The constitutional convention of 1965 did not meet in a legal vacuum. Although convened to deal with the question of legislative reapportionment, the convention dealt with other matters as well, including a review of the judicial article. Introduced at the convention was Resolution 177, which would have vested the judicial power "in a supreme court, a superior court, and such other courts as the general assembly shall from time to time, ordain and establish." Conn. Const. Convention 1965, Resolutions, No. 177. In view of the fact that among the delegates to the convention were three former members of the Supreme Court, two of whom — former chief justices — were cochairmen of the convention, the adoption of the proposed resolution, in the light of the legal gloss placed upon article fifth of the constitution of 1818 by Walkinshaw, would have been significant. Instead, the convention adopted a resolution substituting the word "lower" for "inferior" in respect to the statutory courts. Conn. Const. art. V § 1. In the debate on this proposal, it was explained that the purpose of the change was to remove the unfavorable connotation of low quality sometimes attached to the word "inferior." Conn. Const. Convention Proc. (1965), pt. 3, p. 763. By not considering Resolution 177 and by making the change in the judicial article which it did, it is clear that the convention did not intend to change the basic three-tiered judicial structure envisioned in the original constitution nor to give the legislature any power to apportion jurisdiction between the Superior Court and the lower courts which it did not have under the constitution of 1818. Since at the time of the 1965 convention the Circuit Court possessed final jurisdiction only for misdemeanor penalties, the caveat expressed in Walkinshaw ( 130 Conn. at 144) respecting the cumulative effect of expanding the jurisdiction of lower courts at the expense of the Superior Court remains the operative guiding light in an examination of any new grants of jurisdiction to lower courts and governs the consideration of the expanded criminal jurisdiction presently contained in § 54-1a.
In sum, whether viewed against the backdrop of the 1818 constitution or the 1965 constitution, the expansion of the final criminal jurisdiction of the Circuit Court into the felony area produces a significant distortion of the state's judicial picture to the detriment of the Superior Court.
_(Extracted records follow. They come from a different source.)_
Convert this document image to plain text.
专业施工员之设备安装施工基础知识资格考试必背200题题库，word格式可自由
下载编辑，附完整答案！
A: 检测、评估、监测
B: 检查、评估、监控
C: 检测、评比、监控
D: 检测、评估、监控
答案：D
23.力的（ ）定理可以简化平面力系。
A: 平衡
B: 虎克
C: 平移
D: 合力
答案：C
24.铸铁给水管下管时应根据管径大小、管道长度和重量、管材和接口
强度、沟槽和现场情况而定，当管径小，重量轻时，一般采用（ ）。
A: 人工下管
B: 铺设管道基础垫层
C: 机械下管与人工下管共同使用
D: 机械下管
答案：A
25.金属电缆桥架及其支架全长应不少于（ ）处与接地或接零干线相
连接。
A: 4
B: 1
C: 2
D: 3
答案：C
While it is true, as the defendant contends, that the Superior Court has not been ousted of criminal jurisdiction, the enlargement of the concurrent criminal jurisdiction of the Circuit Court has the same effect and vastly accelerates the process of rendering the Superior Court an empty constitutional shell. It is to prevent further deterioration of the constitutional judicial structure that we are constrained to hold that insofar as § 54-1a authorizes the Circuit Court to impose a sentence in excess of one year it is invalid. In the circumstances, the Circuit Court lacks the authority to put into effect either the actual sentence of eighteen months to three years or the recommended sentence of one to two years.